GlitterKitty · 03/01/2012 22:08

My brother did exactly the same as megatrons, last summer at family BBQ I hosted. Still angry/upset that he could turn up 4hrs late having taken his family for MacDonalds on way over, leaving me with piles of food gone cold, and not apologise. He was laughing when he walked in, and there was me thinking something had happened and being worried.

More fool me, just another example of how much he dislikes me, and of his complete contempt. I dont know why Sad.

Am reading advice with interest.

Megatron · 04/01/2012 07:01

Sorry I didn't update before I didn't want you all to think I was just harping on about it all the time! Smile

Still heard nothing from MIL Sad. FIL has been round a few times as normal and now he's really pissed off with her too because she's trying to stop him from coming round. She said that if she isn't 'allowed' to see their grandchildren then it isn't fair if he comes round to see them. Stupid, stupid woman, she's making herself and everyone around her unhappy (again). The children are asking after her and I've been making excuses as I don't know what to tell them.

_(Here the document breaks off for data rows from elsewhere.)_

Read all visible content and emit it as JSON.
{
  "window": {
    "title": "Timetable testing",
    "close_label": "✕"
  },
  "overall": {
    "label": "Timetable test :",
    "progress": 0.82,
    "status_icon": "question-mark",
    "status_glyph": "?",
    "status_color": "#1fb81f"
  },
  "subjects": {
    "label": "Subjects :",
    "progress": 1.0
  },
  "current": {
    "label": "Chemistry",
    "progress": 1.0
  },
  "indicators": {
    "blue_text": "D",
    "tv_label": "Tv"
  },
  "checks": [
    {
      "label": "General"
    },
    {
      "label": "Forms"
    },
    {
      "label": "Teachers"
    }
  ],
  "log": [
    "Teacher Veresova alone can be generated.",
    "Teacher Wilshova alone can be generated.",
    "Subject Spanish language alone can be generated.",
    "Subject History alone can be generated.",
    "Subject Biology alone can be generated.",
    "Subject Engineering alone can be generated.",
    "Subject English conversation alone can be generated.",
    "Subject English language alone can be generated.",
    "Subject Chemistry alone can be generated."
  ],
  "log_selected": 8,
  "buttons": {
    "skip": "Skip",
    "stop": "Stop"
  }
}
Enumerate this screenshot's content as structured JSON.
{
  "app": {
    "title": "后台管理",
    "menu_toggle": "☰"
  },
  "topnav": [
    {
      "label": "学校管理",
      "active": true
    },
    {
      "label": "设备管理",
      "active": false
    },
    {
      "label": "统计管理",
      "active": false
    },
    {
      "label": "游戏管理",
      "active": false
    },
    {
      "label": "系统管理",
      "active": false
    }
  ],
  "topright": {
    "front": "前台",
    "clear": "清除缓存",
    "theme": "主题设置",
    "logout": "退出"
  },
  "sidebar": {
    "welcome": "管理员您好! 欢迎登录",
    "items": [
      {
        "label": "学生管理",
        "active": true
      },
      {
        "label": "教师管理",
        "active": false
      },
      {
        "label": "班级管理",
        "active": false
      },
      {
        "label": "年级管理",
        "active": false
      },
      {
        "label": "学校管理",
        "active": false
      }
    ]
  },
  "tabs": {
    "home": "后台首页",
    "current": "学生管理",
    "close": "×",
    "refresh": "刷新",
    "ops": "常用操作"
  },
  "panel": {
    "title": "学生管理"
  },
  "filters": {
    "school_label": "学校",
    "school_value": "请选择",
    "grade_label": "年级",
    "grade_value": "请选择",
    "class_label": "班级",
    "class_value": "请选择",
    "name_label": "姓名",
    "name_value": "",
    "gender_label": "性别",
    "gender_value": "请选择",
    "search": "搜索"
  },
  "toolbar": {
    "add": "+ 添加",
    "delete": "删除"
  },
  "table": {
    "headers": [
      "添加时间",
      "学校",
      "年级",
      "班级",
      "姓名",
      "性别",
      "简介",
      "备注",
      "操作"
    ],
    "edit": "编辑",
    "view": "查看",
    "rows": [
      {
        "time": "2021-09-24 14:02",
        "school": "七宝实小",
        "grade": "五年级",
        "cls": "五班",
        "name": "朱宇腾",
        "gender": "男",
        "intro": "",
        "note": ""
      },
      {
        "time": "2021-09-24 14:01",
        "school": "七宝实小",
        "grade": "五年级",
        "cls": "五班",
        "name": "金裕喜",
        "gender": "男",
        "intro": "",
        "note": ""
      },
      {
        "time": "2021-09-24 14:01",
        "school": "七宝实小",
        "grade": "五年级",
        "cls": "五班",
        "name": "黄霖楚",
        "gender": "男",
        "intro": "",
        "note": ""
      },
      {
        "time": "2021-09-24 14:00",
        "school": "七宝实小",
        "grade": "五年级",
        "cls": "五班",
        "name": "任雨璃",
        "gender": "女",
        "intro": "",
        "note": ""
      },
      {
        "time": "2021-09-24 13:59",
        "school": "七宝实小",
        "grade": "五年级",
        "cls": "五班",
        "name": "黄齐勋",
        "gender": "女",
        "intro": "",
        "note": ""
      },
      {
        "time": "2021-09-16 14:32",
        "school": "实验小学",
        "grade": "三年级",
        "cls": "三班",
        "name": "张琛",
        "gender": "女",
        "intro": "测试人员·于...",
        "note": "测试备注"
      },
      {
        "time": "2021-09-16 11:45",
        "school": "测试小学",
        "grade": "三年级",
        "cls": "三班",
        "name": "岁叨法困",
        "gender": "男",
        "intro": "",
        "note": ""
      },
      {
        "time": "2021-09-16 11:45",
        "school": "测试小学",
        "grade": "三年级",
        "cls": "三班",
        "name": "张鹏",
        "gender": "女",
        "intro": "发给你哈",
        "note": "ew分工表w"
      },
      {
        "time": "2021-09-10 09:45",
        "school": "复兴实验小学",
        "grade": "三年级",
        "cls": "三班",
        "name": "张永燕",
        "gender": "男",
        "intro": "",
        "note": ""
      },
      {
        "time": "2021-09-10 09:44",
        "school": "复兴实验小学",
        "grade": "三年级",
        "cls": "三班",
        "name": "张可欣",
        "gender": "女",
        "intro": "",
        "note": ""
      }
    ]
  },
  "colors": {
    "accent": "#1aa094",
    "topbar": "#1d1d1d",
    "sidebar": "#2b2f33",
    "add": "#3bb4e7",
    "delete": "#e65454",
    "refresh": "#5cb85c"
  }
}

Even if I did ring now, I'm not sure how things will progress from here on. DH says if she hasn't been in touch by the weekend that he will go round and talk to her and try to make her see how this whole situation arose. I do feel guilty though, I know what she can be like and I've probably let things go too far but I really want to break the cycle of her behaving appallingly and me apologising for her behaviour to keep the peace. I'm back at work today so that might take my mind off it a bit.

OldMumsy · 04/01/2012 08:07

Mega, you are doing the right thing, you have to get this monster woman under control and a face off seems to be the only way. Stay strong. And do NOT apologise to her.

Moobee · 04/01/2012 09:30

Agreed, you can't go on apologising when she is the one that behaves badly. It's great that you have the support of DH and FIL. If she had just left it it could have potentially blown over but sending the text about you being on a high horse attempts to put the blame for the situation with you and requires you to be the one to make amends. That's very controlling. You're doing the right thing.

SilentBoob · 04/01/2012 10:18

Oh I have enjoyed this thread.

keSnowBi · 04/01/2012 13:03

Been lurking and also wanted to add STAY STRONG MEGATRON!

It's a good chant that, all we need is pom poms Grin

Don't let MIL start with the guilt.

ChippingInLovesChristmasLights · 04/01/2012 13:29

Megatron don't you dare feel guilty and don't you dare ring her!! I would suggest DH doesn't go around their either. It's not too late to send the text and I think that's what you should do. If DH goes around or you phone her you totally lose out. Not only will she carry on before, but she will do so knowing that she only has to stay away and stop to FIL again to get her own way - you cannot let yourselves be manipulated by her any longer.

As for the children, I would tell them that Granny has been very naughty and until she apologises she isn't allowed to come over. If they ask what she did you could just say that she was telling lies that caused a big arguement and it was very naughty.